Analyst firm Informa Telecoms & Media calculates that smartphone traffic on wireless networks will increase 700 percent over the next five years. The research firm--which coined a new metric for measuring wireless traffic: ATPU, or average traffic per user--said that although worldwide only 13 percent of mobile phone subscribers use a smartphone, those smartphone customers spend more time on the network and have an ATPU of 85 MB per month.

The research firm estimates that in the U.S., where the disparity between smartphone and non-smartphone traffic is the greatest, about 86 percent of mobile data traffic today is generated by smartphone users. And Informa predicts that smartphone ATPU in North America will increase from 85 MB per month today to 776 MB per month by 2015.

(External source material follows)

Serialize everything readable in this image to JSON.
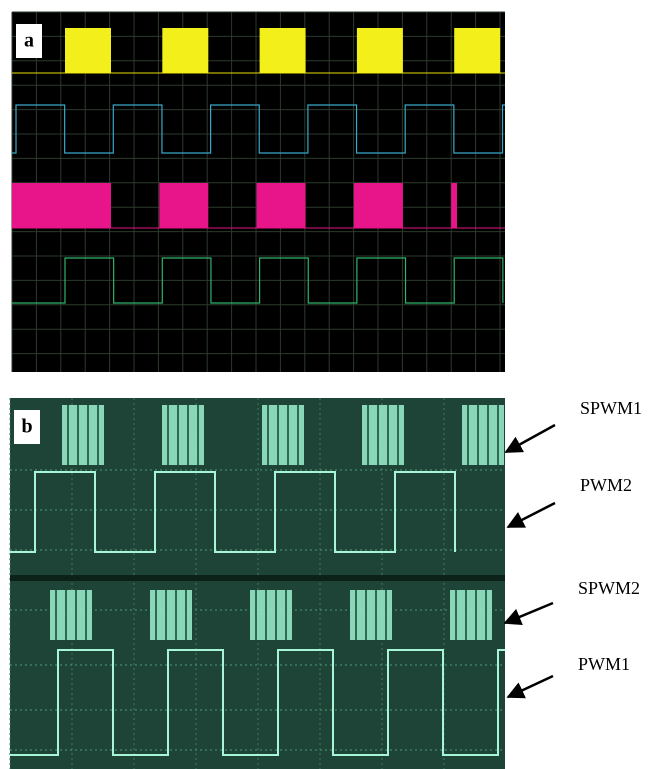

In Western Europe, the firm said smartphone ATPU will increase from under 44 MB per month in 2009 to more than 736 MB per month in 2015.

Interestingly, Informa said the highest smartphone ATPU is in South Korea and Japan. Those countries, according to Informa, will have an ATPU of 271 MB per month (in South Korea) and 199 MB per month (in Japan) in 2010--two to three times higher than the global average.

Informa said the iPhone is currently the highest-traffic-generating device, followed by Android devices, and it expects the iPhone to retain its lead because Android devices will be spread across high-, mid- and low-user segments.